2015 Community Impact Grant comes to Fruition......
January 4, 2017 - Florida Times Union - By Terry Dickson
Sculptures of coastal wildlife filled with litter intended to educate public
Lea King-Badyna, director of Keep Golden Isles Beautiful, is inviting volunteers to come to North Glynn Sport Complex Jan. 30 and pick up litter that will be used to fill the mesh body of a great blue heron sculpture that will be placed on permanent display at the park to demonstrate the effect litter has on the environment. (Terry Dickson/Florida Times-Union)
The sparks fly as Chet Floyd of Glynn County Public Works spot welds a fin back onto a mesh right whale sculpture that will be filled with litter Feb. 3 and put on display at the former Coast Guard station at East Beach on St. Simons Island.
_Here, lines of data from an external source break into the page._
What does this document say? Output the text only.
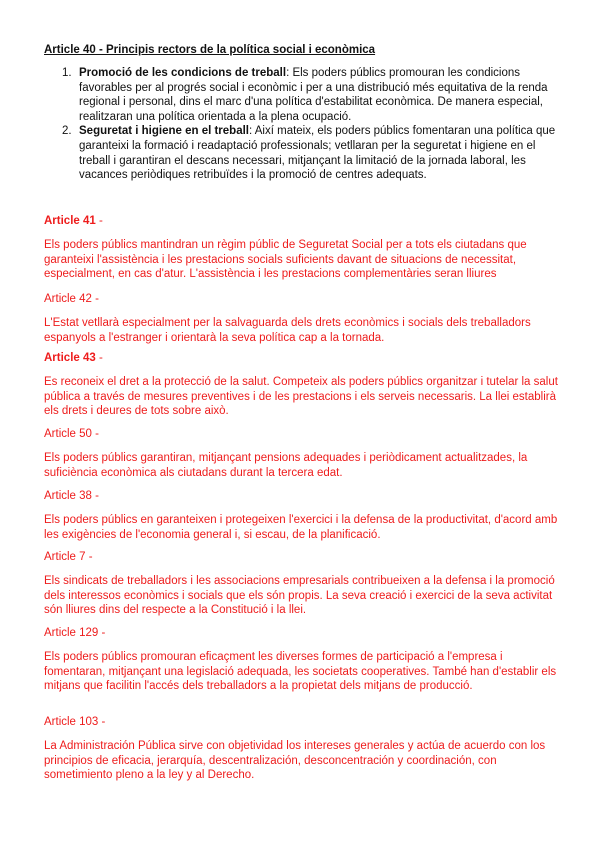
Article 40 - Principis rectors de la política social i econòmica

1. Promoció de les condicions de treball: Els poders públics promouran les condicions favorables per al progrés social i econòmic i per a una distribució més equitativa de la renda regional i personal, dins el marc d'una política d'estabilitat econòmica. De manera especial, realitzaran una política orientada a la plena ocupació.
2. Seguretat i higiene en el treball: Així mateix, els poders públics fomentaran una política que garanteixi la formació i readaptació professionals; vetllaran per la seguretat i higiene en el treball i garantiran el descans necessari, mitjançant la limitació de la jornada laboral, les vacances periòdiques retribuïdes i la promoció de centres adequats.

Article 41 -

Els poders públics mantindran un règim públic de Seguretat Social per a tots els ciutadans que garanteixi l'assistència i les prestacions socials suficients davant de situacions de necessitat, especialment, en cas d'atur. L'assistència i les prestacions complementàries seran lliures

Article 42 -

L'Estat vetllarà especialment per la salvaguarda dels drets econòmics i socials dels treballadors espanyols a l'estranger i orientarà la seva política cap a la tornada.

Article 43 -

Es reconeix el dret a la protecció de la salut. Competeix als poders públics organitzar i tutelar la salut pública a través de mesures preventives i de les prestacions i els serveis necessaris. La llei establirà els drets i deures de tots sobre això.

Article 50 -

Els poders públics garantiran, mitjançant pensions adequades i periòdicament actualitzades, la suficiència econòmica als ciutadans durant la tercera edat.

Article 38 -

Els poders públics en garanteixen i protegeixen l'exercici i la defensa de la productivitat, d'acord amb les exigències de l'economia general i, si escau, de la planificació.

Article 7 -

Els sindicats de treballadors i les associacions empresarials contribueixen a la defensa i la promoció dels interessos econòmics i socials que els són propis. La seva creació i exercici de la seva activitat són lliures dins del respecte a la Constitució i la llei.

Article 129 -

Els poders públics promouran eficaçment les diverses formes de participació a l'empresa i fomentaran, mitjançant una legislació adequada, les societats cooperatives. També han d'establir els mitjans que facilitin l'accés dels treballadors a la propietat dels mitjans de producció.

Article 103 -

La Administración Pública sirve con objetividad los intereses generales y actúa de acuerdo con los principios de eficacia, jerarquía, descentralización, desconcentración y coordinación, con sometimiento pleno a la ley y al Derecho.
Lea King-Badyna, director of Keep Golden Isles Beautiful, said the whale and four other sculptures will be placed on display at parks in Brunswick and Glynn County to demonstrate the effect litter has on the environment. (Terry Dickson/Florida Times-Union)
It won’t be the first time anyone has referred to art as trash, but this time there’s no arguing the point.
Starting in about three weeks, volunteers will be asked to pick up litter that will be placed in mesh sculptures of coastal wildlife at five city and county parks to demonstrate the effect refuse has on the environment, said Lea King-Badyna, director of Keep Golden Isles Beautiful.
The sculptures, once their bodies are filled with hard plastic and aluminum litter, will remain on display at the parks with an educational component, King-Badyna said.
“It talks about litter,” she said of the interpretive signs that will be placed with each sculpture. “It talks about coastal critters and the effects litter has on the critters.”
The sculptures will be installed over a five-day period beginning with a great blue heron Jan. 30 at the North Glynn Sports Complex off Harry Driggers Boulevard, King-Badyna said.
The installations will be followed in order by a manatee at Overlook Park in Brunswick, a pelican at Mary Ross Park, a shrimp at Blythe Island Regional Park and a right whale at the former U.S. Coast Guard station at East Beach on St. Simons island.
There’s already a sculpture of a right whale and its calf at Neptune Park on the southern tip of St. Simons where children routinely climb on the big, concrete art. That won’t be possible with recycled litter sculptures, she said.
“Everything will go up in the air to prevent kids from climbing on them,” King-Badyna said. The sculptures combine public art access to litter recovery and prevention, she said in a prepared statement.
The community art and environmental education project is intended to provide cultural destination points for locals and tourists, she said.
“We hope the custom sculptures will spark dialogue and encourage stewardship regarding litter and our valuable coastal resources,” King-Badyna said.
The project is running a little late. The sculptures were to have been installed last summer, but the artist contracted to make the five mesh creatures didn’t deliver. A new provider was found in North Myrtle Beach, S.C., King-Badyna has said.
Keep Golden Isles Beautiful doesn’t have figures yet on the amount of refuse its volunteers cleared from roadways, waterways, marshes and public places in 2016, but in 2015, volunteers recovered 65.6 tons of litter and 60.7 tons of recyclables.
The project was paid for by two grants. One from the Communities of Coastal Georgia Foundation and the other from the Office of Coastal Management, National Oceanic and Atmospheric Administration, through the Georgia Department of Natural Resources.